Avec la généralisation des systèmes photovoltaïques intelligents et connectés, la cybersécurité devient une dimension centrale du développement de l’énergie solaire. Autrefois perçues comme de simples équipements de production passive, les installations solaires modernes intègrent désormais des onduleurs communicants, des batteries pilotées à distance, des passerelles domotiques, des plateformes de supervision en ligne, et même des systèmes d’optimisation énergétique reposant sur l’intelligence artificielle. Cette connectivité, qui offre de réels avantages en matière d'efficacité, d'automatisation et de maintenance prédictive, expose aussi ces systèmes à de nouveaux types de menaces : les cyberattaques.
Les onduleurs solaires, en particulier, sont aujourd’hui de véritables micro-ordinateurs. Ils sont capables de communiquer avec les réseaux domestiques, les gestionnaires d’énergie locaux, les agrégateurs d’effacement, ou encore les réseaux électriques nationaux dans le cadre de la flexibilité énergétique.

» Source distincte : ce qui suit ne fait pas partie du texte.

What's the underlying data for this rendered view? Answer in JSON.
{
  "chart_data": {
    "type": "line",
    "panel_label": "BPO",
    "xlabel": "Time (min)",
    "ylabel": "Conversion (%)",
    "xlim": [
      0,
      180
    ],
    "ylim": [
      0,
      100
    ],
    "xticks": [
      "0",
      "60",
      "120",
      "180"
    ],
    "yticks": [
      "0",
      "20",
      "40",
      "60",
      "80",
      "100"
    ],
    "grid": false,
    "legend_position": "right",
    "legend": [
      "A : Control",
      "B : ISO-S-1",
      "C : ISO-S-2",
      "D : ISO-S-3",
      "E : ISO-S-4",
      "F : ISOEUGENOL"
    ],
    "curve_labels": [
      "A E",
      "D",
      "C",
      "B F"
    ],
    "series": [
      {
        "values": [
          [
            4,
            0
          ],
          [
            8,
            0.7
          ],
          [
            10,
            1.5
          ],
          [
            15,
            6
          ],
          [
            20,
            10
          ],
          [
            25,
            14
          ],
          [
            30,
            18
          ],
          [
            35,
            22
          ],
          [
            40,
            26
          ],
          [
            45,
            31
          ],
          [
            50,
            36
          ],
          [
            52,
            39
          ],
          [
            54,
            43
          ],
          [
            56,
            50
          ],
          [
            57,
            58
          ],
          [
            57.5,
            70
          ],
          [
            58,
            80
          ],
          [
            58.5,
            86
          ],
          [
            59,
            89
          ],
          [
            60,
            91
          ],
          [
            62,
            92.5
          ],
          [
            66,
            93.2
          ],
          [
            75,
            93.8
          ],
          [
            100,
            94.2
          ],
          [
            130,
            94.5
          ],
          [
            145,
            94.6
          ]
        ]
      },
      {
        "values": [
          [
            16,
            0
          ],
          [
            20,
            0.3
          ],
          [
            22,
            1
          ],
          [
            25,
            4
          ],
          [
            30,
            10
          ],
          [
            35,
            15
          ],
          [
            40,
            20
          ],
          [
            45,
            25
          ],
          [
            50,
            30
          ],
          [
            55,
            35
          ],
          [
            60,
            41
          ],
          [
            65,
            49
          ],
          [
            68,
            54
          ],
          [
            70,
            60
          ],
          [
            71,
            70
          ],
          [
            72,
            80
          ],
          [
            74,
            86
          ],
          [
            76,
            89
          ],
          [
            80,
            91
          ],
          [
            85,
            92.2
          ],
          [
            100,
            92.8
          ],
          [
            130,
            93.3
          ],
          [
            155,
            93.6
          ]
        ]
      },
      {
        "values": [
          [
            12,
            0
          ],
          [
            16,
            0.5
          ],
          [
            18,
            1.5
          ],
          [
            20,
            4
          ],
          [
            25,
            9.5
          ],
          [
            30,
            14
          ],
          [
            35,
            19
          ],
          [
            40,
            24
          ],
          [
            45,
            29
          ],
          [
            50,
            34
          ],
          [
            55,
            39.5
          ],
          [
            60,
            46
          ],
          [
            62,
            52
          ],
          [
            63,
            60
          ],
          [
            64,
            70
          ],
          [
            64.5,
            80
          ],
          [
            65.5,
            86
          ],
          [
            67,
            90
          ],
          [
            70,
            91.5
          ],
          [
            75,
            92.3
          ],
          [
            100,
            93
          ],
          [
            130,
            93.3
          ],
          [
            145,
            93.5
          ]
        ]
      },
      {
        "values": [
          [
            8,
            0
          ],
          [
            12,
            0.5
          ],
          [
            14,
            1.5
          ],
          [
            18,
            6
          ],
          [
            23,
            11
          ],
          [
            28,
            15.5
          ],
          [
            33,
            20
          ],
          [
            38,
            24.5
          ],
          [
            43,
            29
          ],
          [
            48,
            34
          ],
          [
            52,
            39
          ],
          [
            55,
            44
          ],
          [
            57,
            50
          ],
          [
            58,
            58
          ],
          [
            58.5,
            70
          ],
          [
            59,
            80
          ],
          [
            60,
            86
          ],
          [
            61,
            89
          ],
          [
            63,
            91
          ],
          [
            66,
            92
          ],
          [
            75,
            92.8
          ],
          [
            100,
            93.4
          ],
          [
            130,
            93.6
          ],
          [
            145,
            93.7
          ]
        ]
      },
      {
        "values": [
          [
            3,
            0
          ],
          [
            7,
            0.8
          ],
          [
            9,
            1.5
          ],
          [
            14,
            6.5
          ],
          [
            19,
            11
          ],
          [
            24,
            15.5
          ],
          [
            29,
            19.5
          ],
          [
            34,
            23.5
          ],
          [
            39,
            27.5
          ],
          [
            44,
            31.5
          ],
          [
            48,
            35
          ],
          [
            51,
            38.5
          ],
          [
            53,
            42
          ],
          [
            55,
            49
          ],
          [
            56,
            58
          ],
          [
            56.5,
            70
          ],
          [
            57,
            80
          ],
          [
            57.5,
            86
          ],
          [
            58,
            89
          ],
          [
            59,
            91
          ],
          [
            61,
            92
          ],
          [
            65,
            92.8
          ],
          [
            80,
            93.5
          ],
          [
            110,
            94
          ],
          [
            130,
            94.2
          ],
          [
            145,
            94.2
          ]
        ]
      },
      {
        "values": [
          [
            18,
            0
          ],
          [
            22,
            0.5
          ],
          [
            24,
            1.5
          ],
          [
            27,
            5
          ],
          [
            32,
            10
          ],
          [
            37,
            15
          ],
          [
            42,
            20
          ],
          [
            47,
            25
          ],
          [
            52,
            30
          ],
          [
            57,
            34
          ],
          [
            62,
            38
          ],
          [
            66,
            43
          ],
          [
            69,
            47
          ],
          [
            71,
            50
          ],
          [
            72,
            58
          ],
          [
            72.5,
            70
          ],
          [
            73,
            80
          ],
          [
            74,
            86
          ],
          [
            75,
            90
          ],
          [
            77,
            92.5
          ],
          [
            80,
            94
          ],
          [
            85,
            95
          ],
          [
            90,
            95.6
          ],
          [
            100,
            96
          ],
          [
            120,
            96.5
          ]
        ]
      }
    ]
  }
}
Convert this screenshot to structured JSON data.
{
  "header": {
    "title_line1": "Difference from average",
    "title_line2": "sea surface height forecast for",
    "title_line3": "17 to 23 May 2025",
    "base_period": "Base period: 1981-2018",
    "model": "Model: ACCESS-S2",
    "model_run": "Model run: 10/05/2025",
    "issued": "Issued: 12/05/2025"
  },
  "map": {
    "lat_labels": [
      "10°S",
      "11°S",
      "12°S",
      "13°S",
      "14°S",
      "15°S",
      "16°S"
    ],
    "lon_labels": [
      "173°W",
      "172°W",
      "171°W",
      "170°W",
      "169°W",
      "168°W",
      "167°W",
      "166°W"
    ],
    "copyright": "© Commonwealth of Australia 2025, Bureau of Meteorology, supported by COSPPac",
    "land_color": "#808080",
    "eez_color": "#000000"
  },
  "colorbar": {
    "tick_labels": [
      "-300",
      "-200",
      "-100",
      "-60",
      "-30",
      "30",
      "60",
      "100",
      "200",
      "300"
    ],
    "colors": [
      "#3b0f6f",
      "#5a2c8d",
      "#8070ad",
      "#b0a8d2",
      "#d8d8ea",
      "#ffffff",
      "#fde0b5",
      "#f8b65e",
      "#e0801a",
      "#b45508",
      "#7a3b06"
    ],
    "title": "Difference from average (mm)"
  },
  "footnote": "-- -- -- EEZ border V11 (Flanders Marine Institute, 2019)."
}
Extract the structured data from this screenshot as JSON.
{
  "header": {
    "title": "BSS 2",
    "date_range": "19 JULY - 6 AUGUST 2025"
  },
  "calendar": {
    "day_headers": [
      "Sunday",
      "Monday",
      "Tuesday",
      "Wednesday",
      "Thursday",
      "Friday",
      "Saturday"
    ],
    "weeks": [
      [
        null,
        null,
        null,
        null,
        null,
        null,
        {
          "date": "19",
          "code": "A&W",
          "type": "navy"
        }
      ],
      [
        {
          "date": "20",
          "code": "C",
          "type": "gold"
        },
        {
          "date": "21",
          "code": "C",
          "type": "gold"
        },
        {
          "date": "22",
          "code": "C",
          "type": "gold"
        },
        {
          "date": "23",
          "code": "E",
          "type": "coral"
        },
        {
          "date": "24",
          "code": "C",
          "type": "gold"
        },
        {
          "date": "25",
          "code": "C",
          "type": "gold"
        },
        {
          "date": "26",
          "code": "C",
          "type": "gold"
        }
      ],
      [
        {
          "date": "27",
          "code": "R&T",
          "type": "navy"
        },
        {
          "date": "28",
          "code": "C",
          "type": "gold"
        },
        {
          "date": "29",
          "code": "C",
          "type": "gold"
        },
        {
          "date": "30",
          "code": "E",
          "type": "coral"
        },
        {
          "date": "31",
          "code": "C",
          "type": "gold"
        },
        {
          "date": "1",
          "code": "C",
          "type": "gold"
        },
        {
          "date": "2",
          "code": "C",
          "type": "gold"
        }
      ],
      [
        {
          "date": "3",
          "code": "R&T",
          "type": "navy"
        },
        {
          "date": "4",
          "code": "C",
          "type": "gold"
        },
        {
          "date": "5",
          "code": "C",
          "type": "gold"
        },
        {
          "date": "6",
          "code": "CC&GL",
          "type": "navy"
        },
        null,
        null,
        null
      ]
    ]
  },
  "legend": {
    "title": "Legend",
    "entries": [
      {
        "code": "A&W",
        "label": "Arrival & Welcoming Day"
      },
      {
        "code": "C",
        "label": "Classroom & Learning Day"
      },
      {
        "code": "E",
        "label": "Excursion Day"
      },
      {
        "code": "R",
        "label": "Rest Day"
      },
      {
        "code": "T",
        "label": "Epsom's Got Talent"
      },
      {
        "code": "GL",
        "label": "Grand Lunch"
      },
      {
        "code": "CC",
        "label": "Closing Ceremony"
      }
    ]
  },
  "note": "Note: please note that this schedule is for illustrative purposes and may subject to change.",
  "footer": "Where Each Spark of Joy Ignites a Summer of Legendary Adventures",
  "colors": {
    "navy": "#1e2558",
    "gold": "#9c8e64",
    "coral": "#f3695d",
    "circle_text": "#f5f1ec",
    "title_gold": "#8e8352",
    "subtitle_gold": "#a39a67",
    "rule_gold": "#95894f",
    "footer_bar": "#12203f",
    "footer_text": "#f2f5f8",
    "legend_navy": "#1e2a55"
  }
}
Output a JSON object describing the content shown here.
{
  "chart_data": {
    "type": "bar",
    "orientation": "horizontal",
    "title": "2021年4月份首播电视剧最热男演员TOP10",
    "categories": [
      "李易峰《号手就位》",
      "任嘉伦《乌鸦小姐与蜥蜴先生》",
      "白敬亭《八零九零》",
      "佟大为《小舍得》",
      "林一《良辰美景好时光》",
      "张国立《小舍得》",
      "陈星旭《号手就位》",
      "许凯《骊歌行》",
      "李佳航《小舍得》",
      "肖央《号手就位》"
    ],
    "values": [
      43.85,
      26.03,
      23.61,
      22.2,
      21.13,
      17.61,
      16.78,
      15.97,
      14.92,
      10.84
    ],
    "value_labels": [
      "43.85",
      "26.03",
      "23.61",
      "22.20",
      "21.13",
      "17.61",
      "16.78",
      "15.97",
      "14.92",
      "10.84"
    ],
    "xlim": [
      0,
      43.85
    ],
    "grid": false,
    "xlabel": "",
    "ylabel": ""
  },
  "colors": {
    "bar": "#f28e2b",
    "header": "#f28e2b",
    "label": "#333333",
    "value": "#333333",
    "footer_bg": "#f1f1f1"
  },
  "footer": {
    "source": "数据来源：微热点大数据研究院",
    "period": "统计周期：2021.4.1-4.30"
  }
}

Mais s’ils ne sont pas correctement sécurisés, ces points d’entrée numériques peuvent être ciblés par des pirates informatiques pour en prendre le contrôle, provoquer des dysfonctionnements, ou détourner les données de consommation. À grande échelle, cela pourrait avoir des conséquences sur la stabilité du réseau électrique lui-même, notamment si des milliers d’installations sont coordonnés de façon malveillante pour injecter ou retirer de l’énergie simultanément.
La question n’est plus théorique. Des incidents ont déjà été observés dans certains pays, où des réseaux de panneaux solaires domestiques mal sécurisés ont été utilisés comme relais pour mener des attaques distribuées. Les risques sont d’autant plus grands dans les installations professionnelles, les parcs solaires industriels, ou les infrastructures critiques qui dépendent de l’électricité solaire pour leur fonctionnement.
Face à cela, les fabricants d’équipements, les installateurs et les gestionnaires de réseaux doivent impérativement intégrer des dispositifs de cybersécurité à chaque étape : chiffrement des données, authentification forte, mises à jour régulières des firmwares, segmentation des réseaux, protocoles de sécurité certifiés, et supervision en temps réel des flux numériques. Des normes commencent à émerger, comme la norme IEC 62443 dédiée à la sécurité des systèmes industriels, mais leur adoption reste encore très inégale.
Pour les particuliers et les petits exploitants, il est également essentiel d’adopter de bonnes pratiques : protéger les accès à distance avec des mots de passe robustes, désactiver les ports inutiles, isoler le réseau énergétique du réseau Internet domestique, et exiger des garanties de sécurité de la part des fournisseurs d’équipements.
La cybersécurité des installations solaires n’est pas seulement un enjeu technique : elle touche à la souveraineté énergétique des États, à la protection des données personnelles, à la résilience des infrastructures face aux crises, et à la confiance des citoyens dans la transition énergétique. Plus les réseaux d’énergie deviennent intelligents, plus leur vulnérabilité potentielle augmente, et plus il devient indispensable d’en faire une priorité stratégique à l’échelle nationale comme individuelle.